There is some pressure on wheat stocks in the European Union, Russia is causing an artificial tightness by trying to limit exports via quotas and taxes and Ukrainian supplies are also tight.
Outside of that, though, wheat stocks are still robust in the United States, Canada and Australia.
Stocks may be on the decline in Canada and the US as well, but they are not going to fall to critical levels that would warrant serious concerns about global wheat stocks.
Some are comparing the current lift in grain prices (and global food prices) to the price rally we saw in 2008, but the fact that wheat stocks are not tight is the main difference and it may prevent corn and soybeans from following the trajectory of 2008 as well.

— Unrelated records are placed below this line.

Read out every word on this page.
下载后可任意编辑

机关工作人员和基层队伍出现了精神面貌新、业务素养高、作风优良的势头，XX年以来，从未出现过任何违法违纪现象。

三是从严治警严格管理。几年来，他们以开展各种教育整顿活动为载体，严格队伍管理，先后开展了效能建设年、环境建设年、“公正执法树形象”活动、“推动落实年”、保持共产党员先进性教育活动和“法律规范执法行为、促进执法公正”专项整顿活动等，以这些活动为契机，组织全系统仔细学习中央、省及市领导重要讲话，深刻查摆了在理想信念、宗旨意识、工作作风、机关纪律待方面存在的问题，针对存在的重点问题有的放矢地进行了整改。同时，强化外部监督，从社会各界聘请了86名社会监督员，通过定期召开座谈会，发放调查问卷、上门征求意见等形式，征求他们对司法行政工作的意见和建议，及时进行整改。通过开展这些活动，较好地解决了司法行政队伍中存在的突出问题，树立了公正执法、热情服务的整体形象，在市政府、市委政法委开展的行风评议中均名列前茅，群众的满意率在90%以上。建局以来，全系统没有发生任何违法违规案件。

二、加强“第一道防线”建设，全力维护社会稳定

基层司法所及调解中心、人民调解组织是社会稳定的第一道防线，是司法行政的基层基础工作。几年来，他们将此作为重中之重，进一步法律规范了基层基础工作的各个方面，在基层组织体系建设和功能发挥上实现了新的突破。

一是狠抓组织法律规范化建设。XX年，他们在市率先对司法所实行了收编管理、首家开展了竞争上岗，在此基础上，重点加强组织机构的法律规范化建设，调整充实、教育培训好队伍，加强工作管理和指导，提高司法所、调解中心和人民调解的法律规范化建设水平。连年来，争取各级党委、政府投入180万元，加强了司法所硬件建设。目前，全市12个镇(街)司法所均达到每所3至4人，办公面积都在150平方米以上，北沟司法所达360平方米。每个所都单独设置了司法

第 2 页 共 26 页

We are also seeing a slight shift in relative pricing in the wheat market.
In reality any tightness in grain supplies is right now.
That has meant that nearby futures prices have risen faster than prices for contracts later in the year.

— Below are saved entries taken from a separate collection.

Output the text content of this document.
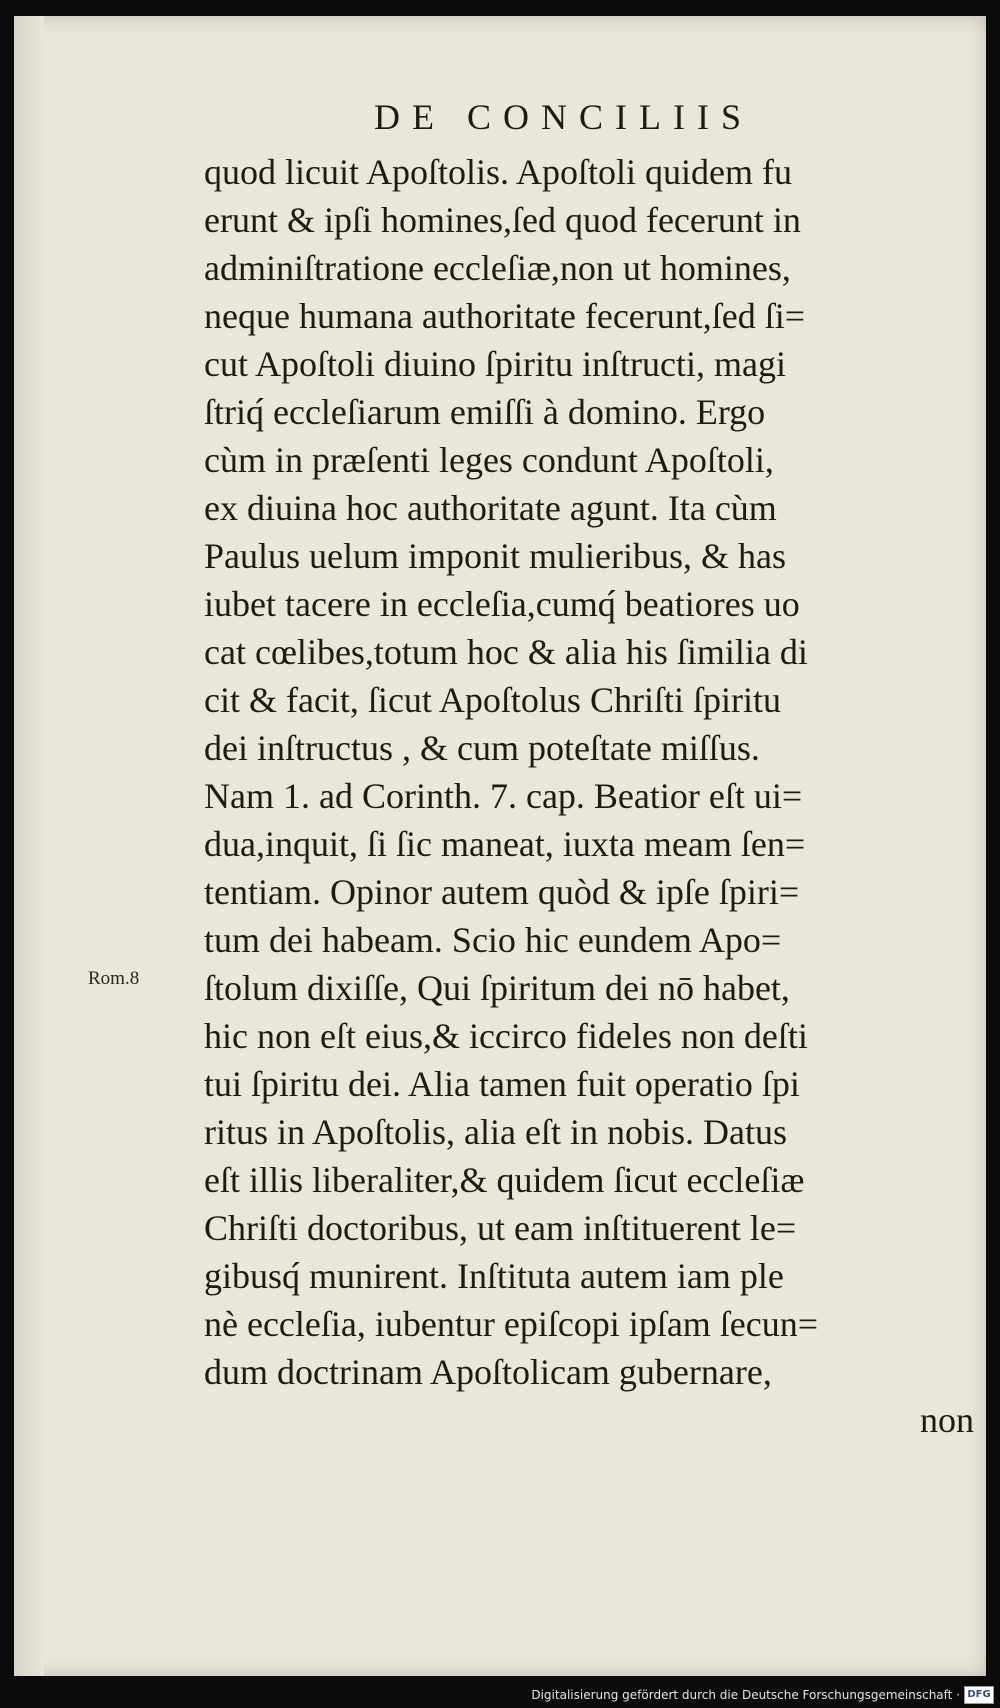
DE CONCILIIS
Rom.8
quod licuit Apoſtolis. Apoſtoli quidem fu
erunt & ipſi homines,ſed quod fecerunt in
adminiſtratione eccleſiæ,non ut homines,
neque humana authoritate fecerunt,ſed ſi=
cut Apoſtoli diuino ſpiritu inſtructi, magi
ſtriq́ eccleſiarum emiſſi à domino. Ergo
cùm in præſenti leges condunt Apoſtoli,
ex diuina hoc authoritate agunt. Ita cùm
Paulus uelum imponit mulieribus, & has
iubet tacere in eccleſia,cumq́ beatiores uo
cat cœlibes,totum hoc & alia his ſimilia di
cit & facit, ſicut Apoſtolus Chriſti ſpiritu
dei inſtructus , & cum poteſtate miſſus.
Nam 1. ad Corinth. 7. cap. Beatior eſt ui=
dua,inquit, ſi ſic maneat, iuxta meam ſen=
tentiam. Opinor autem quòd & ipſe ſpiri=
tum dei habeam. Scio hic eundem Apo=
ſtolum dixiſſe, Qui ſpiritum dei nō habet,
hic non eſt eius,& iccirco fideles non deſti
tui ſpiritu dei. Alia tamen fuit operatio ſpi
ritus in Apoſtolis, alia eſt in nobis. Datus
eſt illis liberaliter,& quidem ſicut eccleſiæ
Chriſti doctoribus, ut eam inſtituerent le=
gibusq́ munirent. Inſtituta autem iam ple
nè eccleſia, iubentur epiſcopi ipſam ſecun=
dum doctrinam Apoſtolicam gubernare,
non
Digitalisierung gefördert durch die Deutsche Forschungsgemeinschaft · DFG
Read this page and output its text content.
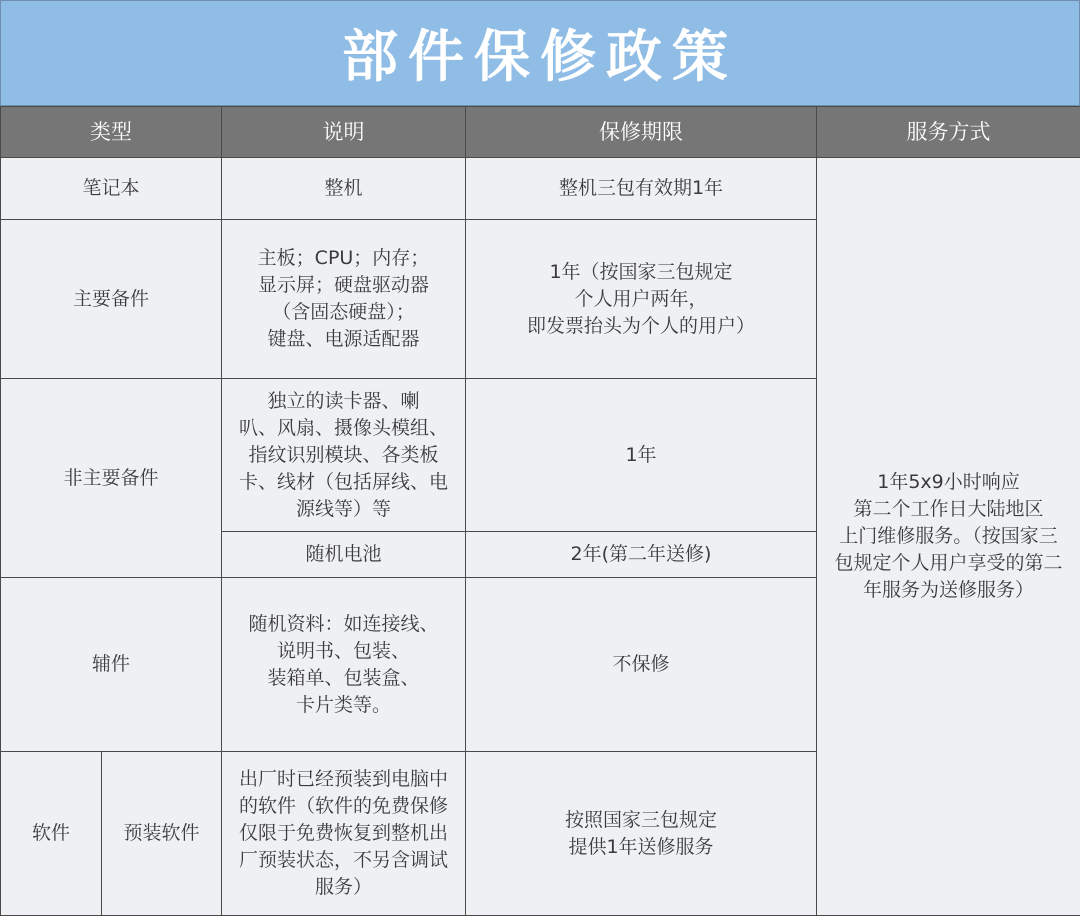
部件保修政策
类型		说明	保修期限	服务方式
笔记本		整机	整机三包有效期1年	1年5x9小时响应
第二个工作日大陆地区
上门维修服务。（按国家三
包规定个人用户享受的第二
年服务为送修服务）
主要备件		主板；CPU；内存；
显示屏；硬盘驱动器
（含固态硬盘）；
键盘、电源适配器	1年（按国家三包规定
个人用户两年，
即发票抬头为个人的用户）	
非主要备件		独立的读卡器、喇
叭、风扇、摄像头模组、
指纹识别模块、各类板
卡、线材（包括屏线、电
源线等）等	1年	
		随机电池	2年(第二年送修)	
辅件		随机资料：如连接线、
说明书、包装、
装箱单、包装盒、
卡片类等。	不保修	
软件	预装软件	出厂时已经预装到电脑中
的软件（软件的免费保修
仅限于免费恢复到整机出
厂预装状态，不另含调试
服务）	按照国家三包规定
提供1年送修服务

In other words, prices for old season wheat are higher than prices for new season wheat.
This is a pattern across other markets as well, particularly for canola.
Now we have the market readjusting slightly.
Old season wheat stocks are not as tight as for other grains and there is no need to ration demand to the same extent.
That is putting some pressure on wheat futures overall.
Then we have the market interference from government interventions in Russia and Argentina, for example.
In both cases, they are attempting to limit the export of grains in the near term to control internal grain and food prices.
Russia is the main one, but they have now flagged ongoing export taxes going into the second half of the year and effectively taxing exports of new season wheat as well.
Russian farmers are reacting in two ways.
They are not as likely to hold old season grain if it still going to be taxed after June and they are reassessing their spring planting programs.
It is very likely that they will pull back on wheat.
So suddenly the global wheat market is not quite as tight, but the risk of reduced production from the world's largest exporter is tightening up the supply outlook for later in 2021.
We are seeing that with a closing up of the gap between nearby futures and December futures.
A week ago, December futures were quoted at a $8.79 per tonne discount to March futures.
This week that spread has closed up to just a $1.79/t deficit.
Soon December futures should be trading at a premium again.